Voorgeschiedenis[bewerken | brontekst bewerken]

In de decemberuitgave van het „Berlinische Monatsschrift“ van 1783 publiceerde de Berlijnse geestelijke Johann Friedrich Zöllner het artikel: "Ist es rathsam, das Ehebündniß nicht ferner durch die Religion zu sanciren?" (Nederlands: "Is het raadzaam de echtverbintenis niet meer door de religie te sanctioneren?"). In een voetnoot stelde hij de provocerende vraag: „Was ist Aufklärung?“. Zöllner was een tegenstander van de Verlichtingsbeweging en zinspeelde met deze vraag op het feit dat er nog geen eenduidige definitie van de beweging was, ofschoon deze toch al tientallen jaren bestond. Deze in een voetnoot weggestopte vraag van de protestantse Berlijnse geestelijke was bedoeld als repliek op het artikel dat Johann Erich Biester, de mede-uitgever van het Berlinische Monatsschrift, in 1783 anoniem (hij ondertekende slechts met "E.v.K.") had gepubliceerd in het septembernummer van zijn blad, met de als ketters ervaren titel: "Vorschlag, die Geistlichen nicht mehr bei Vollziehung der Ehen zu bemühen" (Nederlands: "Voorstel om de geestelijken niet meer bij de voltrekking van huwelijken te betrekken"). Daarmee werd het zogenaamde "Verlichtingsdebat" geopend, dat vooral in Pruisen uiterst belangrijk en vruchtbaar is gebleken voor de geschiedenis van de filosofie. In de septemberuitgave van het „Berlinischen Monatsschrift“ van 1784 publiceerde de filosoof Moses Mendelssohn als antwoord een essay met de titel: „Über die Frage: was heißt aufklären?“ (Nederlands: "Over de vraag: wat is verlichten?"). Drie maanden later verscheen in de decemberuitgave vervolgens het beroemde essay van Immanuel Kant „Beantwortung der Frage: Was ist Aufklärung?“ met de bekende definitie van Verlichting (zie ook de afbeelding hiernaast):

Aufklärung ist der Ausgang des Menschen aus seiner selbstverschuldeten Unmündigkeit. Unmündigkeit ist das Unvermögen, sich seines Verstandes ohne Leitung eines anderen zu bedienen. Selbstverschuldet ist diese Unmündigkeit, wenn die Ursache derselben nicht am Mangel des Verstandes, sondern der Entschließung und des Mutes liegt, sich seiner ohne Leitung eines anderen zu bedienen. Sapere aude! Habe Mut, dich deines eigenen Verstandes zu bedienen! ist also der Wahlspruch der Aufklärung.[1]

— Kant, Immanuel (1784), Beantwortung der Frage: Was ist Aufklärung?.

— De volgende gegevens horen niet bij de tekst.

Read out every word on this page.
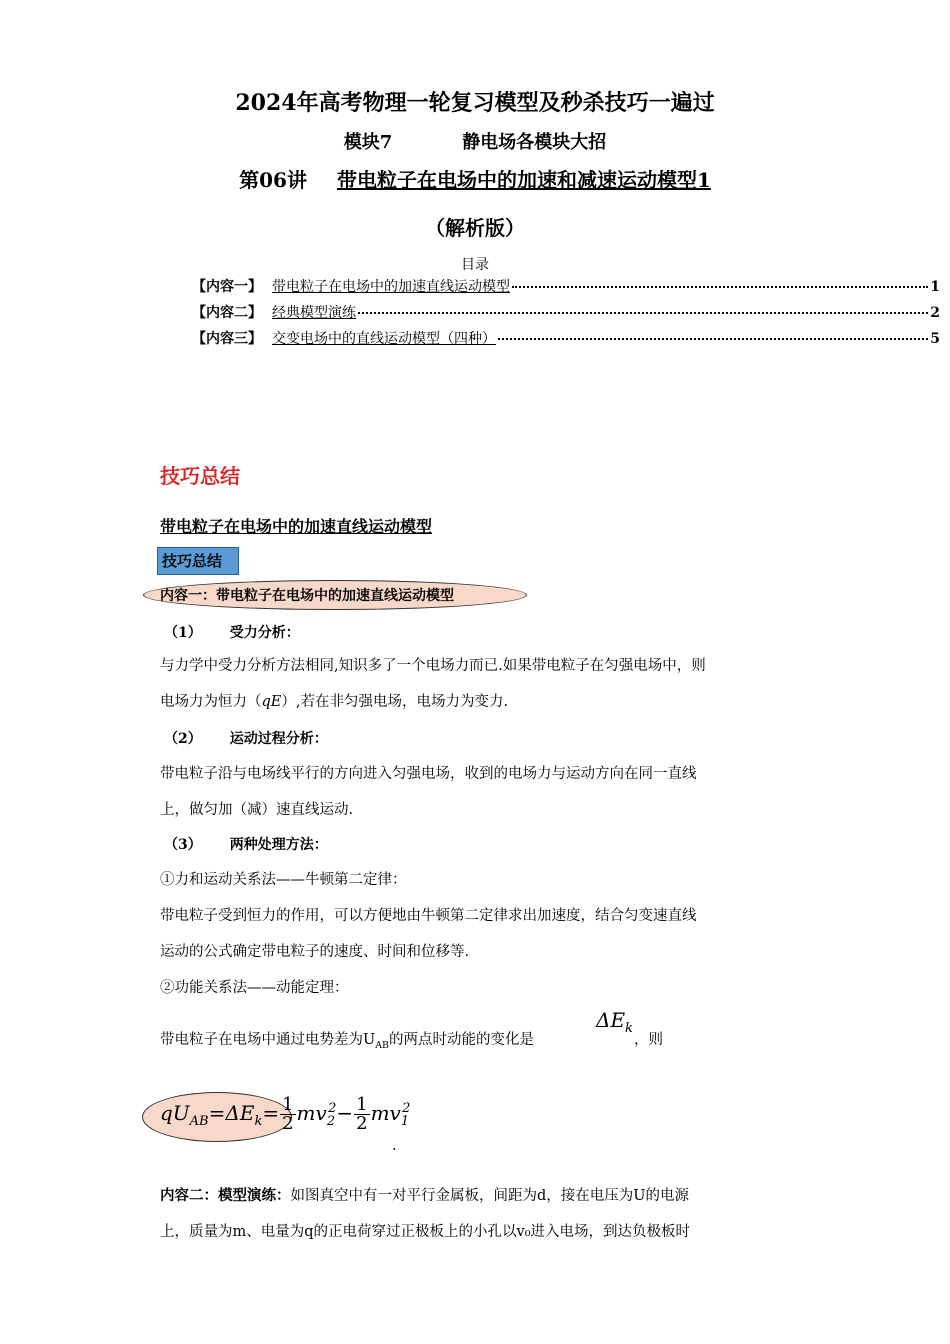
2024年高考物理一轮复习模型及秒杀技巧一遍过
模块7	静电场各模块大招
第06讲 带电粒子在电场中的加速和减速运动模型1
（解析版）
目录
【内容一】 带电粒子在电场中的加速直线运动模型	1
【内容二】 经典模型演练	2
【内容三】 交变电场中的直线运动模型（四种）	5
技巧总结
带电粒子在电场中的加速直线运动模型
技巧总结
内容一：带电粒子在电场中的加速直线运动模型
（1） 受力分析：
与力学中受力分析方法相同,知识多了一个电场力而已.如果带电粒子在匀强电场中，则
电场力为恒力（qE）,若在非匀强电场，电场力为变力.
（2） 运动过程分析：
带电粒子沿与电场线平行的方向进入匀强电场，收到的电场力与运动方向在同一直线
上，做匀加（减）速直线运动.
（3） 两种处理方法：
①力和运动关系法——牛顿第二定律：
带电粒子受到恒力的作用，可以方便地由牛顿第二定律求出加速度，结合匀变速直线
运动的公式确定带电粒子的速度、时间和位移等.
②功能关系法——动能定理：
带电粒子在电场中通过电势差为$U_{AB}$的两点时动能的变化是
$\Delta E_k$
，则
$qU_{AB}=\Delta E_k= \frac{1}{2} mv_2^2- \frac{1}{2} mv_1^2$
.
内容二：模型演练：如图真空中有一对平行金属板，间距为d，接在电压为U的电源
上，质量为m、电量为q的正电荷穿过正极板上的小孔以v₀进入电场，到达负极板时
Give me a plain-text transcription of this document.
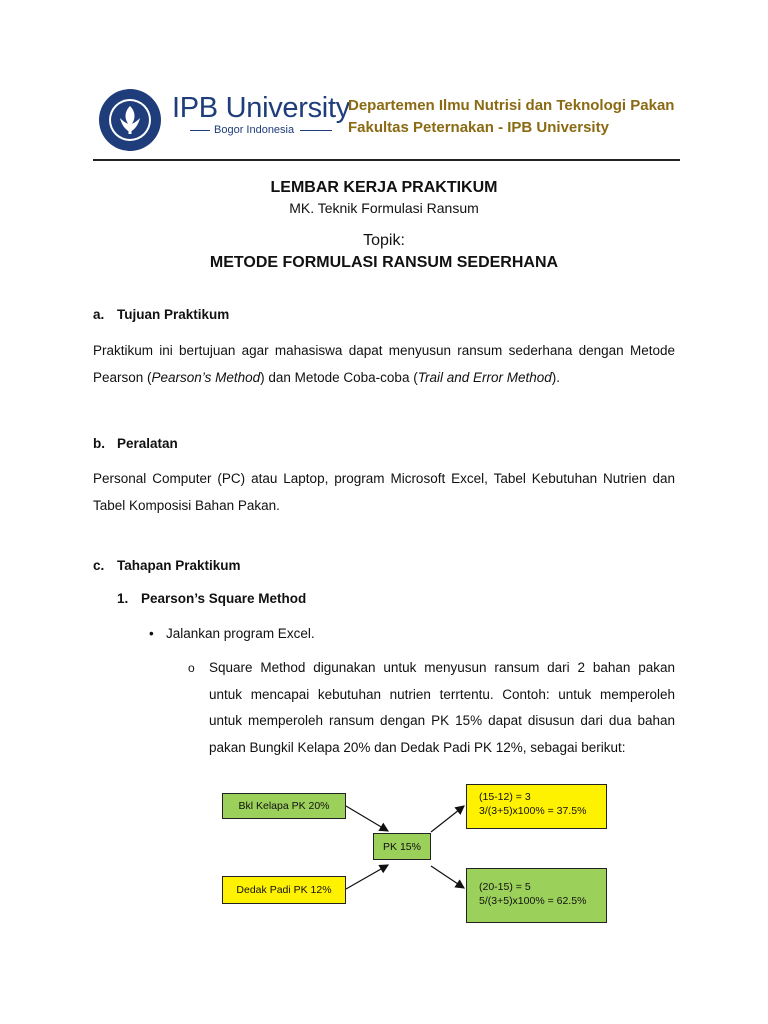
IPB University
Bogor Indonesia
Departemen Ilmu Nutrisi dan Teknologi Pakan
Fakultas Peternakan - IPB University
LEMBAR KERJA PRAKTIKUM
MK. Teknik Formulasi Ransum
Topik:
METODE FORMULASI RANSUM SEDERHANA
a. Tujuan Praktikum
Praktikum ini bertujuan agar mahasiswa dapat menyusun ransum sederhana dengan Metode Pearson (Pearson’s Method) dan Metode Coba-coba (Trail and Error Method).
b. Peralatan
Personal Computer (PC) atau Laptop, program Microsoft Excel, Tabel Kebutuhan Nutrien dan Tabel Komposisi Bahan Pakan.
c. Tahapan Praktikum
1. Pearson’s Square Method
• Jalankan program Excel.
o Square Method digunakan untuk menyusun ransum dari 2 bahan pakan untuk mencapai kebutuhan nutrien terrtentu. Contoh: untuk memperoleh untuk memperoleh ransum dengan PK 15% dapat disusun dari dua bahan pakan Bungkil Kelapa 20% dan Dedak Padi PK 12%, sebagai berikut:
Bkl Kelapa PK 20%
Dedak Padi PK 12%
PK 15%
(15-12) = 3
3/(3+5)x100% = 37.5%
(20-15) = 5
5/(3+5)x100% = 62.5%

Verlichting betekent dat de mens zijn door hemzelf veroorzaakte onmondigheid achter zich laat. Onmondigheid is het onvermogen je verstand te gebruiken zonder de leiding van een ander. Aan jezelf te wijten is deze onmondigheid wanneer de oorzaak ervan niet een gebrek aan verstand is, maar een gebrek aan vastberadenheid en aan moed om hier zonder andermans leiding gebruik van te maken. Sapere aude! "Heb de moed je eigen verstand te gebruiken!" is dan ook het motto van de Verlichting.

— Nederlandse vertaling

In een later toegevoegde opmerking aan het slot schrijft Kant dat hem het essay van Moses Mendelssohn nog niet bekend was en hij anders het zijne achtergehouden had.

Samenvatting van het essay[bewerken | brontekst bewerken]

Kant begint zijn essay onmiddellijk met een definitie. Volgens hem betekent Verlichting dat de mens zijn door hemzelf veroorzaakte onmondigheid achter zich laat. In de volgende twee zinnen worden deze begrippen verhelderd. Onmondigheid is het onvermogen het verstand te gebruiken zonder de leiding van een ander. Deze onmondigheid is door zichzelf veroorzaakt, als de oorzaak daarvan niet een gebrek aan verstand is, maar de angst om het eigen verstand te gebruiken. Vervolgens formuleert Kant het motto van de Verlichting: „Sapere aude!“, wat betekent: „Durf te weten!“ en door Kant met „Habe den Mut dich deines eigenen Verstandes zu bedienen!“ (Heb de moed je eigen verstand te gebruiken!) verhelderd wordt. Later geeft Kant nog een eenvoudigere definitie van de Verlichting: „Die Maxime, jederzeit selbst zu denken, ist die Aufklärung.“ (Ned: "De maxime te allen tijde zelf te denken is de Verlichting.")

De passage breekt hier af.